Welcome to America?


Photo credit: AP | Yemen’s President Ali Abdullah Saleh speaks to reporters during a press conference at the Presidential Palace in Sanaa, Yemen. (Dec. 24, 2011)

Yemen rarely makes the front page of The New York Times, but today it did. The seesaw political succession game underway in Yemen has seen President Ali Abdullah Salih’s head bobbing up and down in the power vacuum like a bobblehead doll in the hands of a Little Leaguer on opening day in Yankee Stadium. According to the article, Salih requested a visa to receive medical attention at New York’s Columbia Presbyterian hospital. Why it is not sufficient to return to Saudi Arabia, where he first underwent surgery and medical attention for major burns and other complications, is not clear. To complicate matters, and Salih has a knack for complicating matters, Salih told the Yemeni public in a recent televised address that he was not seeking medical treatment in the United States but simply wanted to allow the political process to evolve with him on the sidelines.

The Statue of Liberty still holds the beacon of hope aloft. So what does Salih hope to get from this visit. The Obama administration is keen to insist that Salih is welcome only for medical assistance, not for refuge. There is a glaring precedent that urges such caution: when Jimmy Carter allowed the former Shah of Iran entry to the United States for treatment, the pre-nuclear revolutionaries back in Iran went ballistic and stormed the U.S. Embassy. The rest, as they say, is history, but not the kind one likes to repeat.

So there are several unanswered questions that make this more than just a trip to see the doctor. First, does Salih need to come to a hospital here or is he no longer welcome in Saudi Arabia, or even France where he has long enjoyed visiting?
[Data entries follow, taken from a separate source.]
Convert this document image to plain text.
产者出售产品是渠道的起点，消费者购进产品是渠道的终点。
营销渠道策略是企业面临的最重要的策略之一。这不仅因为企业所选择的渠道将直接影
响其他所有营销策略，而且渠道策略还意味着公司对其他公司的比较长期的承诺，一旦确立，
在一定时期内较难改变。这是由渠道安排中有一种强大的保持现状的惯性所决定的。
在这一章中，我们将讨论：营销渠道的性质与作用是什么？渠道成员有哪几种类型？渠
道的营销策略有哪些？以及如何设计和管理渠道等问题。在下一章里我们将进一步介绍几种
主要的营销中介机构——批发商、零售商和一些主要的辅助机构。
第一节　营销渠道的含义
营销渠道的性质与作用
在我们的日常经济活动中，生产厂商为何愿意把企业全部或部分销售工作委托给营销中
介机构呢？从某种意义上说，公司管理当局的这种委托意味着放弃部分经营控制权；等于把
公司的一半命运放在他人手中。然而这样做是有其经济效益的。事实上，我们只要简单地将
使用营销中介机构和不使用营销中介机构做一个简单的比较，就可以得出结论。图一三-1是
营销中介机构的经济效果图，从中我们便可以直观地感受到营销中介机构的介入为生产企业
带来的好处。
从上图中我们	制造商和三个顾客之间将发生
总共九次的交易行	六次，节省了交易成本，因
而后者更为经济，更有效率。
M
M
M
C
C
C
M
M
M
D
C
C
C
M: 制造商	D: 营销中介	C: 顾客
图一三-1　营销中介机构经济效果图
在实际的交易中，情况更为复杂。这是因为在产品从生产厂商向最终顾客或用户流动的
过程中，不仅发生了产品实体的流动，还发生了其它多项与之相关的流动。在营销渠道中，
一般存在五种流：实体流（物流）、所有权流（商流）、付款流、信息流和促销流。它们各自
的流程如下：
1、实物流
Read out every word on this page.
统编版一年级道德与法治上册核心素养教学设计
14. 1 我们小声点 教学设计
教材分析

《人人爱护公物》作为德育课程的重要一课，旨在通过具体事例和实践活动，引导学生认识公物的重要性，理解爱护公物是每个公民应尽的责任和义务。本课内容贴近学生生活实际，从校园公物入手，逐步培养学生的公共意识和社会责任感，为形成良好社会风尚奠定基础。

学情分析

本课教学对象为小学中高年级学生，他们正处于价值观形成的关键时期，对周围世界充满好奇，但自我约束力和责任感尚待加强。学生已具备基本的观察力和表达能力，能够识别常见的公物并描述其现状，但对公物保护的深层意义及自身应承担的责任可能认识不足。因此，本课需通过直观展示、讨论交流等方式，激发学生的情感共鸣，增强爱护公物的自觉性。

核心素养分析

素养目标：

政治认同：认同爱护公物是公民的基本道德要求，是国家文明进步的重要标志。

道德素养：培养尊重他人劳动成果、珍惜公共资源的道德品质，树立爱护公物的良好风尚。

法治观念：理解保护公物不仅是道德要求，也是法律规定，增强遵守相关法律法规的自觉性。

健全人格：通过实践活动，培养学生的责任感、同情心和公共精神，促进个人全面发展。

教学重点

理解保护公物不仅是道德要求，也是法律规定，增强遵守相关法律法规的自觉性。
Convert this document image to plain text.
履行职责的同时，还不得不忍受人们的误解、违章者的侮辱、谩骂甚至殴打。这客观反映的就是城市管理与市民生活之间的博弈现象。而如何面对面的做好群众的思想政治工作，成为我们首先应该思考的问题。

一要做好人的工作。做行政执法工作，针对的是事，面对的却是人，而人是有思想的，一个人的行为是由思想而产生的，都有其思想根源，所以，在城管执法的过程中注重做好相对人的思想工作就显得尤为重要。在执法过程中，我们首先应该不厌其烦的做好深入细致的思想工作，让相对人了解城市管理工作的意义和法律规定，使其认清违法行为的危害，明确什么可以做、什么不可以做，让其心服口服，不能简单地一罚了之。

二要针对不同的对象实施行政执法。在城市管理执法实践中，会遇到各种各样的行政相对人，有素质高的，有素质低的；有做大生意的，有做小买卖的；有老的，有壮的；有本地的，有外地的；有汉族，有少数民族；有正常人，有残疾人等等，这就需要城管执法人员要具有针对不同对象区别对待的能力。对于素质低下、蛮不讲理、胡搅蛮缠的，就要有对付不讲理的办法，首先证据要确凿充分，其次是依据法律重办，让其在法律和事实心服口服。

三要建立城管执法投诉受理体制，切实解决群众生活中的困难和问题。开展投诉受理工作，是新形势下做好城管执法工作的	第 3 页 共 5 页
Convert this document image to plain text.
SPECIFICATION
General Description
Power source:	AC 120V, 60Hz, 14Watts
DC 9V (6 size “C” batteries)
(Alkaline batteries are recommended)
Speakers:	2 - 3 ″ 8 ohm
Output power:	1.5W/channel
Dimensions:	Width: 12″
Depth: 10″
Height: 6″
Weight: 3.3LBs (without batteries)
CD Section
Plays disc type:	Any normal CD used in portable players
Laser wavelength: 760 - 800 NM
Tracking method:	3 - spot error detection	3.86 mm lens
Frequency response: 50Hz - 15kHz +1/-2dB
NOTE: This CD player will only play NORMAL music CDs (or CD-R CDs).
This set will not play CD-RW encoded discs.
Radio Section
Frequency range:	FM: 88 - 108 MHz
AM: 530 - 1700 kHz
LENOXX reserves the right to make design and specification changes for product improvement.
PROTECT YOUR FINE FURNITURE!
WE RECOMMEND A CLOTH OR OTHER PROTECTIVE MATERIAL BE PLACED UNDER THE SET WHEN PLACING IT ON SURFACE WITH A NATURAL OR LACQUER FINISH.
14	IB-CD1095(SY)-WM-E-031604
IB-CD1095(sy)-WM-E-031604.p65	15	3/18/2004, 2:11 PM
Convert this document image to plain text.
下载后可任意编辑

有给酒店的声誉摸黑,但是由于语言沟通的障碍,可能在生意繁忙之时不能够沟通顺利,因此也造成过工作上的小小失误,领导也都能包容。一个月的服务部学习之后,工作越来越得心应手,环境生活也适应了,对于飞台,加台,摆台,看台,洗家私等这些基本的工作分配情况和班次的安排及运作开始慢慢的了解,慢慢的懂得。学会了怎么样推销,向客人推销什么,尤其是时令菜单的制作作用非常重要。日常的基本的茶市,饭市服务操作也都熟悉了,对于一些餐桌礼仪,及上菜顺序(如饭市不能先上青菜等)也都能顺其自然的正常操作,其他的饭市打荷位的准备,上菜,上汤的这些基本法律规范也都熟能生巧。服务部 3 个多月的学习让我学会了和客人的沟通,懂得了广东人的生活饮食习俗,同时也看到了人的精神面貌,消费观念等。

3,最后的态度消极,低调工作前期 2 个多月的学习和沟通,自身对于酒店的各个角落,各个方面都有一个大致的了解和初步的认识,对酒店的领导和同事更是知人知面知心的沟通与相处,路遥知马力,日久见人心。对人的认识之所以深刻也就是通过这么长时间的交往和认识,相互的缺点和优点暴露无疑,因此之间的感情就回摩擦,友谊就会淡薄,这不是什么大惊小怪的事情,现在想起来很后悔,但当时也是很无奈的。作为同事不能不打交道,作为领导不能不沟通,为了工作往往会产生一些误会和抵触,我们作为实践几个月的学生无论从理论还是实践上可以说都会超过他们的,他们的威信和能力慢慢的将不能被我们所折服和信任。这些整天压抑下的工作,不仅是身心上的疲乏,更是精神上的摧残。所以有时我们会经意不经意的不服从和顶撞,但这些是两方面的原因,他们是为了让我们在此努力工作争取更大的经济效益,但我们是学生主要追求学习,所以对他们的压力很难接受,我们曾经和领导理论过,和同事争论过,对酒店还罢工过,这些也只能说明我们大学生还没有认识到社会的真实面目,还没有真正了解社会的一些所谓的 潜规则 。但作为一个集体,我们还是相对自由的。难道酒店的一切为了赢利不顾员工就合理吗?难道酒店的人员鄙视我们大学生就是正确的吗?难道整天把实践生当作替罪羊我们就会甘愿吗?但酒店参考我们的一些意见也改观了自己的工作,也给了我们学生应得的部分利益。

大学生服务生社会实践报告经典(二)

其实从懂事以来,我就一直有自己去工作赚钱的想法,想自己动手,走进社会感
I recognize the excellence of Columbia Presbyterian (my own doctor is affiliated there and my son was born there), but are Salih’s symptoms so severe that this is the only venue? A second question is one that plagues all interpretation of Salih’s political motivations: is there some scenario in his mind where he thinks he can convince officials in the United States to let him back in some kind of power to continue the fight against Al-Qaida? He has claimed that after he steps down he will join the opposition in Yemen. Not so likely. And what about his personal wealth which has basically been looted from the country he lorded over for three decades? Not surprisingly, there are several million Yemenis who think that belongs to the commonwealth rather than the corruptly accumulated rulerwealth.

Democracies always have a moral dilemma when it comes to dealing with dictators, especially those who claim, against all observable evidence, to have been elected with due democratic process. Should the world’s self-proclaimed beacon of democracy put out the welcome mat for a symbol of oppression and corruption? Politically, this is a Catch-22 for President Obama. Whatever is decided, his Tea Party naysayers are sure to say that he did the wrong thing. I can imagine Newt Gingrich casually suggesting, as a historian of course, that we should let him in, lock him up at Guantanamo and boil him in oil (the shariah way) after he is found guilty in a military tribunal. Governor Perry would probably add that hanging is too good for him, that there is a hospital in Texas that would be glad to deal with him, and some third forgettable thing. Ron Paul would no doubt welcome him to join the GOP debate team in the next Fox News forum. Perhaps Obama would be smart to only let Salih receive medical treatment in Honolulu, since his opponents don’t view Hawaii as part of the United States any way.

Now that the Dicksonian ghost of Christmas past has passed, Scrooge needs to be replaced by Machiavelli. This is not the time for making a moral stand on punishing dictators. American foreign policy has a long pragmatic history, not the purist one of myth, where we deal with whoever we need to at the moment. Thus, Roosevelt and Churchill sat down with Stalin in Tehran and two other times to combat Hitler. That was world war, but the much vaunted “War on Terror” might as well be another kind of world war the way our government has been acting. The postmodern Machiavelli, if I may post-interpret a fellow Italian, would not argue that Salih be reinstated, but would see an advantage in offering “humanitarian” help at the same time that Salih can be moved away from the ongoing political action. Unlike the situation with Iran’s embattled Shah, the army and a significant number of Yemenis still support Salih, even if not with enthusiasm, as a symbol, however tarnished by the rampant corruption, of stability. Our embassy is not likely to be overrun by the street; nor is there some Yemeni variant of an Ayatollah waiting in the wings to fashion an Islamic state. So, let Salih be treated here; Columbia Presbyterian accepts all major credit cards, even those of former dictators.